To appreciate the damage that dark money can do to our elections and public discourse, consider the recent election campaign of Rachel Zenzinger, a State Senator from Arvada.  When she ran for Senate, an outside group sent out a mailing stating that she took a taxpayer-funded trip to China.  This claim flew in face of the facts.  The facts are that, while she was “on the Arvada City Council in 2013, Zenzinger made--and then voted for--a successful motion explicitly prohibiting use of taxpayer funds for a proposed sister-city delegation to China.”  Moreover, she never actually went on the trip, as the funds were not raised.  Nonetheless, a group with an innocuous sounding name, Colorado Citizens for Accountable Government, promoted this lie.  And this group, which is technically required to report its donors, took advantage of a loophole in Colorado law by strategically raising its funds late in the election cycle so it could engage in this behavior without having to disclose who was behind this effort until after the election.  It also declined to state on flyers it circulated what group even paid for it.

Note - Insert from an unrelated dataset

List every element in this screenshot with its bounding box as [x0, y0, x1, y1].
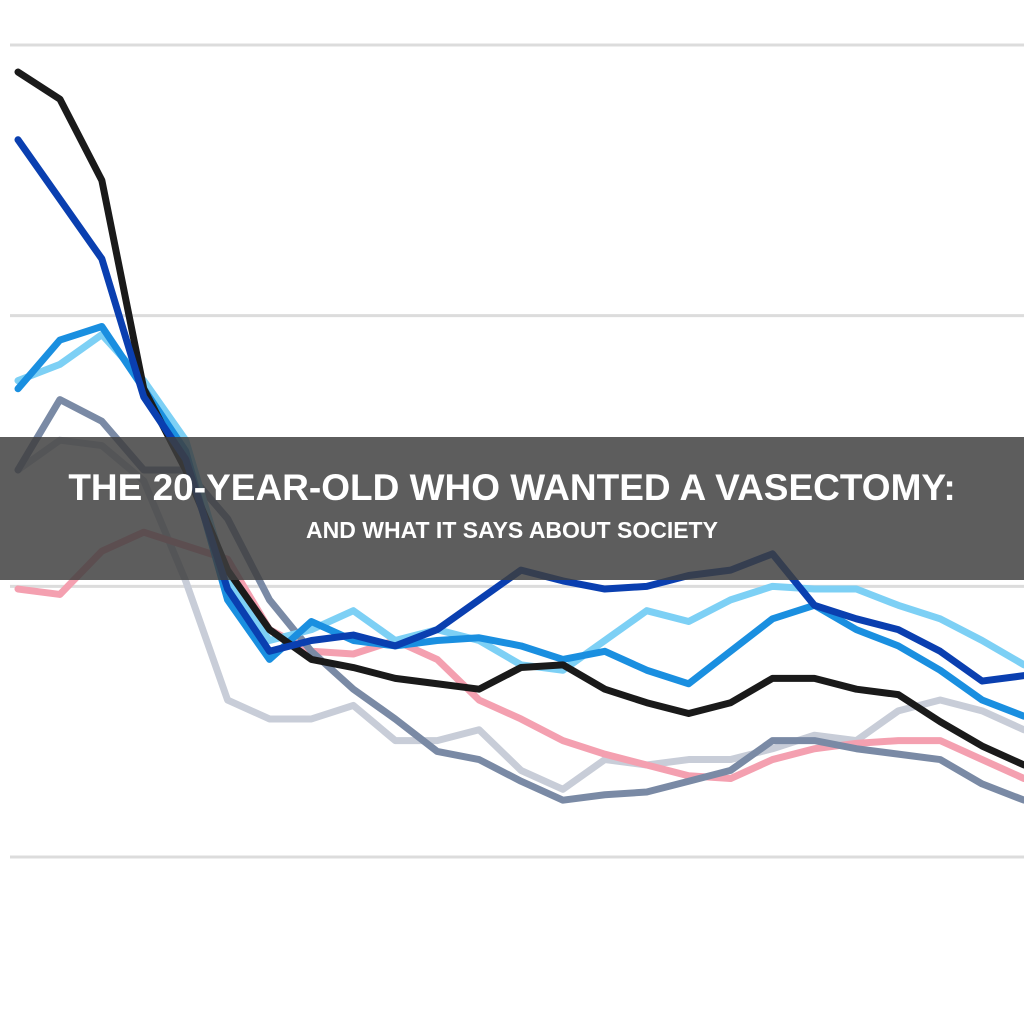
title-band — [0, 437, 1024, 580]
chart-title: THE 20-YEAR-OLD WHO WANTED A VASECTOMY: — [68, 467, 955, 508]
chart-subtitle: AND WHAT IT SAYS ABOUT SOCIETY — [306, 517, 718, 543]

There are important steps we can take in Colorado to address the efforts of “dark money” groups to influence elections and remain hidden from view.  First off, we need an Attorney General committed to doing everything we can to push for a reversal of the Citizen’s United decision.  This campaign won’t be easy, but the battle must be waged and we must prepare for the day when this decision—like other grave mistakes in constitutional law—is overruled.  Justice Stevens’ dissent in that case prophetically explained that Citizens United “threatens to undermine the integrity of elected institutions across the Nation.”  It is now the job of State Attorneys General to demonstrate just how this is happening and make the case against this decision.  Colorado needs an AG able to lead this fight.

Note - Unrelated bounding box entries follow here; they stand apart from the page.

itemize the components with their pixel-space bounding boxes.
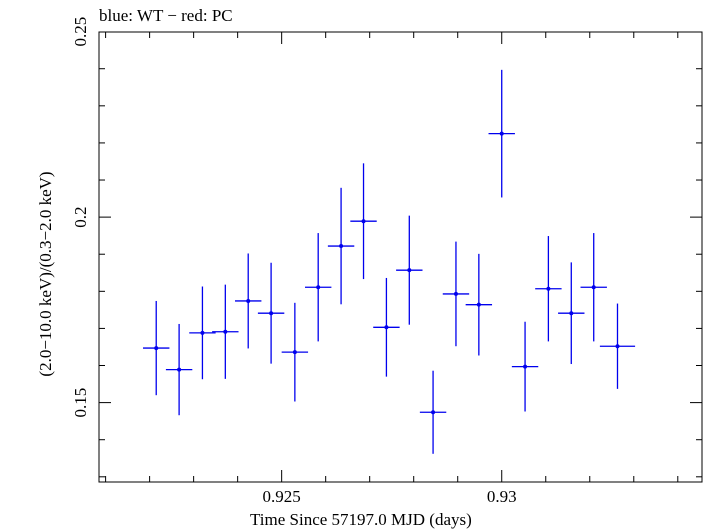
- data-point: [442, 241, 470, 347]
- point-marker: [223, 329, 228, 334]
- ticks-layer: [99, 32, 702, 482]
- x-tick-label: 0.93: [487, 487, 517, 506]
- point-marker: [523, 364, 528, 369]
- point-marker: [431, 410, 436, 415]
- chart-title: blue: WT − red: PC: [99, 6, 233, 25]
- point-marker: [407, 268, 412, 273]
- y-axis-label: (2.0−10.0 keV)/(0.3−2.0 keV): [36, 171, 55, 377]
- data-point: [396, 215, 423, 325]
- data-point: [599, 303, 636, 389]
- x-tick-label: 0.925: [263, 487, 301, 506]
- point-marker: [339, 244, 344, 249]
- data-point: [257, 262, 285, 364]
- x-axis-label: Time Since 57197.0 MJD (days): [250, 510, 472, 529]
- data-point: [189, 286, 216, 380]
- data-point: [281, 302, 309, 402]
- data-point: [304, 233, 332, 342]
- y-tick-label: 0.15: [71, 388, 90, 418]
- data-point: [465, 253, 493, 356]
- point-marker: [316, 285, 321, 290]
- point-marker: [177, 367, 182, 372]
- point-marker: [292, 350, 297, 355]
- data-point: [327, 187, 355, 305]
- point-marker: [476, 302, 481, 307]
- data-point: [350, 163, 377, 280]
- plot-frame: [98, 31, 703, 483]
- tick-labels-layer: 0.925 0.93 0.15 0.2 0.25: [71, 17, 517, 506]
- data-point: [235, 253, 262, 349]
- data-point: [212, 284, 239, 379]
- data-point: [488, 69, 515, 198]
- point-marker: [453, 291, 458, 296]
- point-marker: [246, 298, 251, 303]
- point-marker: [569, 311, 574, 316]
- point-marker: [269, 311, 274, 316]
- y-tick-label: 0.2: [71, 206, 90, 227]
- point-marker: [499, 131, 504, 136]
- data-point: [143, 300, 170, 396]
- data-point: [511, 321, 539, 412]
- data-point: [373, 277, 400, 377]
- y-tick-label: 0.25: [71, 17, 90, 47]
- data-point: [165, 323, 193, 416]
- point-marker: [361, 219, 366, 224]
- point-marker: [200, 330, 205, 335]
- point-marker: [615, 344, 620, 349]
- data-points-layer: [143, 69, 636, 454]
- data-point: [558, 262, 585, 365]
- point-marker: [384, 325, 389, 330]
- data-point: [580, 233, 607, 342]
- data-point: [535, 236, 562, 342]
- point-marker: [546, 286, 551, 291]
- point-marker: [591, 285, 596, 290]
- point-marker: [154, 346, 159, 351]
- data-point: [419, 370, 447, 454]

Second, we need to effectively enforce our existing campaign finance laws.  In 2016, former Congressman Bob Beauprez was fined a record-breaking sum for setting up a complex corporate structure that shielded the identities of his donors who supported his so-called “charity” that he used to influence state legislative races. Such cases are rare, however, because it is up to private citizens to bankroll investigations and file civil complaints.  We need our Attorney General’s office to help support and pursue such investigations and complaints.  As AG, I would push for legislation authorizing the AG’s office to pursue such actions.

Finally, Colorado should pass a Disclose Act, modeled on a law passed in Montana, that would directly restrict the ability of firms to spend money in Colorado elections without disclosing their donors.  Montana passed such a law, on a bipartisan basis, after press accounts of how prior “dark money” campaigns in Montana (and Colorado) had sought to influence elections and coordinate with candidates (in violation of the law).  Colorado should also tighten up its campaign finance laws, fixing the loophole that allowed the group that falsely attacked Zenzinger to disclose its donors only after the damage was done.  In a move to stop this sort of abuse, Denver recently adopted an ordinance designed to address the fear that “a proliferation of anonymous attack ads and mailers that try to puff up one candidate or cut down another without disclosing who’s behind them” will influence our local elections.  Notably, the Denver law introduces three important fixes to campaign finance: (1) Groups would be required to identify themselves on advertisements; (2) donors (of $25 or more) to any group spending money to influence elections would have to be identified; and (3) spending of more than $1,000 on electioneering would require disclosure within two days.

Our constitutional democracy is under threat from a number of challenges, including how campaigns are financed.  I believe voters need to know who is seeking to influence them and that the continued growth of dark money is leading to more attack ads and more cynicism.  We in Colorado need to do our part to protect our democracy.  As our next Attorney General, I will make this a top priority.